Thursday, 23rd March 2023

• RESIDENTS in Gospel Oak were extremely interested to read the leader of Camden Council’s comments on the construction delays at the HS2 site, (Fury as – after years of demolition and disruption in Camden – HS2 is delayed to the 2040s, March 16).

There Georgia Gould warns that the 60-acre site should not be left as fenced off but opened up to the community. Cllr Gould appears to have forgotten this is exactly what the Camden Labour administration have done extensively in Gospel Oak.

Three working allotments and gardens on Grafton Road were seized from the residents on a renowned architectural estate despite widespread opposition. For more than six years they have been unused and surrounded by 12-foot hoardings awaiting sale for private development.
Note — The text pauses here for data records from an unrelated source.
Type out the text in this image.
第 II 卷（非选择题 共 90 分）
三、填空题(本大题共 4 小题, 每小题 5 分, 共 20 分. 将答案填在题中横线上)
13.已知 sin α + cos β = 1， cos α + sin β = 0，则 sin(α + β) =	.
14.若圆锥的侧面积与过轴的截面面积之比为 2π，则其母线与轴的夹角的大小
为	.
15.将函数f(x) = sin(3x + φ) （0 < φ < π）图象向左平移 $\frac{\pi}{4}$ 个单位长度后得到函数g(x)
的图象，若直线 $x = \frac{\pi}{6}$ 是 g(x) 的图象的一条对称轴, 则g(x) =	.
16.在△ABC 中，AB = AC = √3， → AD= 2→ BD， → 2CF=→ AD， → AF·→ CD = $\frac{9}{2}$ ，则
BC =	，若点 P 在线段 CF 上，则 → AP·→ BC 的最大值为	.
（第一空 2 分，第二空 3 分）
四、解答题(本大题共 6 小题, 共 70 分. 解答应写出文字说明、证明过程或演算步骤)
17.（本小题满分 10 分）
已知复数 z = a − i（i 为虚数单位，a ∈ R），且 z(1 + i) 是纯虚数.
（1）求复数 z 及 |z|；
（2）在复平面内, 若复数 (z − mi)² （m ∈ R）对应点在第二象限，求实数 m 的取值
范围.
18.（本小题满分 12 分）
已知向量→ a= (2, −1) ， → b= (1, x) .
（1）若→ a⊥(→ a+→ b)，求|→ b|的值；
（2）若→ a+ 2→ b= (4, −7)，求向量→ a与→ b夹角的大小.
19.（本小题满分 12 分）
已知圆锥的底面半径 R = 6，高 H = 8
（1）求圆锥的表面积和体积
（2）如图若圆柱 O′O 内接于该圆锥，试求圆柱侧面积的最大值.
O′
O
Same situation at the former Bacton Low Rise site, residents were removed and decanted elsewhere with substantial replacement and additional housing due for completion in 2017.

The community have not been given any indication of the future timescale related to this site.
Instead, this huge area remains a mere hole in the ground entirely invisible and fenced off from view.

Efficient and time-bound operations would have been desirable, however, in both cases, these sites could and should have been kept available to local residents for gardening and recreation in an area which is desperately short of such spaces.

Cllr Gould would be well advised to look at this, apologise to residents and immediately remedy the operations of her own council before she turns on the HS2 consortium.